In the literature, a study to analyze stability and voltage instability is related to the P-V curve (power versus voltage magnitude) and the maximum loading point (MLP) (point on the curve that separates the stable operation of the unstable). The maximum loading point may be consequent to a saddle node bifurcation (SNB) related to transmission capacity limit in an electrical system where the Jacobian matrix is singular, or limit induced bifurcation (LIB), related the reactive power limit of the generator, where the matrix is not singular. In this sense, it is presented in this second part of the paper the trajectory of the values of the determinants of the modified Jacobian matrices (|Jm|) of these methods.

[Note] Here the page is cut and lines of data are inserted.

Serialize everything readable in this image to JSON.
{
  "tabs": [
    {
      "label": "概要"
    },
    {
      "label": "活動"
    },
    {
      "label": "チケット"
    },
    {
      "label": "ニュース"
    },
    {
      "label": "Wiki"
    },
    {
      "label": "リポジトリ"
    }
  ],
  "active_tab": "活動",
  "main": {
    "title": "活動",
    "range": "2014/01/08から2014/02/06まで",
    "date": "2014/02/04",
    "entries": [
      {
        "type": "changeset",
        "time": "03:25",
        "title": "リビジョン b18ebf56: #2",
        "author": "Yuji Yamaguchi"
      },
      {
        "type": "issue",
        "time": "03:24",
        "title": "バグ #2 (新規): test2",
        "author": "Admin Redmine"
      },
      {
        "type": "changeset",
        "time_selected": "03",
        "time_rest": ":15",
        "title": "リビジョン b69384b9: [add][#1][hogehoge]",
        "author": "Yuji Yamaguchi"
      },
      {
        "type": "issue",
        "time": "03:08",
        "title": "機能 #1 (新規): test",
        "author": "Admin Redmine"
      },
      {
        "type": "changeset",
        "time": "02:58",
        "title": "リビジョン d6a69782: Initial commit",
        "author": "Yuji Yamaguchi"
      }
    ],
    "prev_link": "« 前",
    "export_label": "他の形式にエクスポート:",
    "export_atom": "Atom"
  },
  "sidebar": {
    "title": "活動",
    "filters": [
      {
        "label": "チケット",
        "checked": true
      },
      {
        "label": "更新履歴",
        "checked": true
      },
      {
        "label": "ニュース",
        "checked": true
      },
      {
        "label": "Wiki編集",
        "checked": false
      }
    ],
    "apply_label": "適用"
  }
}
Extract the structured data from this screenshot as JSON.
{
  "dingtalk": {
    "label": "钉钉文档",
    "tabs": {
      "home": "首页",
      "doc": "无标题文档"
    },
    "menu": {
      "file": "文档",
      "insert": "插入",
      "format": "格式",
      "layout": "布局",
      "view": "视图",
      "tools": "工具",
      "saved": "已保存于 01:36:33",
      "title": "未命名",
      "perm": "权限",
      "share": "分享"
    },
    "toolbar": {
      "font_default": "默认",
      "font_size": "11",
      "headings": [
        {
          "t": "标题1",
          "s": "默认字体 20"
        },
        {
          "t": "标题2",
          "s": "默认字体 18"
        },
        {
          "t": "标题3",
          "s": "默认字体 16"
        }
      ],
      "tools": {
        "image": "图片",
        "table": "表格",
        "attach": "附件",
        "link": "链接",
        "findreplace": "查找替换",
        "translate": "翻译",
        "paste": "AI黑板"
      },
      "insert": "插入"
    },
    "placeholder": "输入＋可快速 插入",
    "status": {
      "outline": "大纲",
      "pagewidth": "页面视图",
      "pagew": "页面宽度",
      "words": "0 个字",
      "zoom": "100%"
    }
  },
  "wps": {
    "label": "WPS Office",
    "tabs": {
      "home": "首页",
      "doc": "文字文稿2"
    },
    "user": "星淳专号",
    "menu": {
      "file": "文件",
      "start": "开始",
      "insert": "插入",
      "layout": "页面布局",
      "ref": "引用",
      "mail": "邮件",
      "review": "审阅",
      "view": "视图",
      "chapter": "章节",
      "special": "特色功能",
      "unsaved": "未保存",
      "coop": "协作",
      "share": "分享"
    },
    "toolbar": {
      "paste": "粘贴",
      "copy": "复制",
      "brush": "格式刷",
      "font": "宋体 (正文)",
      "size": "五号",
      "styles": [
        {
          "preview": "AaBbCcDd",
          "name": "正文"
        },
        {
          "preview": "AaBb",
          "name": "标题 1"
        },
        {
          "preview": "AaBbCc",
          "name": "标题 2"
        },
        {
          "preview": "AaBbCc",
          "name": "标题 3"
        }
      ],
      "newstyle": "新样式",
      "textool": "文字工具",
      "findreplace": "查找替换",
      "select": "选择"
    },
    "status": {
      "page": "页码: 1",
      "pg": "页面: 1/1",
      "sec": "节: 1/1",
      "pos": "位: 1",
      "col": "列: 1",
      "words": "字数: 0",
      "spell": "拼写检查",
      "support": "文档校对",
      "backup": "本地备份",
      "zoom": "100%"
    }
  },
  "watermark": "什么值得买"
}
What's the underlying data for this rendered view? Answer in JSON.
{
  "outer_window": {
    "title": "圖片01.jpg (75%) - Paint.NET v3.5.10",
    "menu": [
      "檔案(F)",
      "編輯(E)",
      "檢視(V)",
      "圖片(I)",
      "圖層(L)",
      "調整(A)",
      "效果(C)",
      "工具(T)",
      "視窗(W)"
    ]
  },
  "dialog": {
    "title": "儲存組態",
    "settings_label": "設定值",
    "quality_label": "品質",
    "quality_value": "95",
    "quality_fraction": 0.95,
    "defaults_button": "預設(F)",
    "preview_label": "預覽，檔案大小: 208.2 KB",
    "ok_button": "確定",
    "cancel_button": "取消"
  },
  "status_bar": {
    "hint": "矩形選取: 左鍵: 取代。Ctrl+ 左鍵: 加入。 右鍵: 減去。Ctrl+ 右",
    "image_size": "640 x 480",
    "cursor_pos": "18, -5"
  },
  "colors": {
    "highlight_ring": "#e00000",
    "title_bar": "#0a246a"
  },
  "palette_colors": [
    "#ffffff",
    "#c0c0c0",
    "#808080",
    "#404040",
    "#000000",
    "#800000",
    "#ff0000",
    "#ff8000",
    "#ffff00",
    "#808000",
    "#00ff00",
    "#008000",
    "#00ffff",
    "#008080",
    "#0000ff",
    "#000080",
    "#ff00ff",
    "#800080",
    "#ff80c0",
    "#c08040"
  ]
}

A graphical analysis is also shown for a better understanding. The methods studied are: local parameterization, global parameterization (total real power losses (Pa), angular coefficient at the plane defined by sum of the magnitudes of nodal voltage (Vk) or angles (k)) as a function of loading factor and the quadratic equation in Pa plane in function of loading factor. The results are obtained for the IEEE test systems 14 and 300 buses. A study in the MLP is performed in order to verify that the point corresponds to a saddle node bifurcation (SNB) or a limit induced bifurcation (LIB).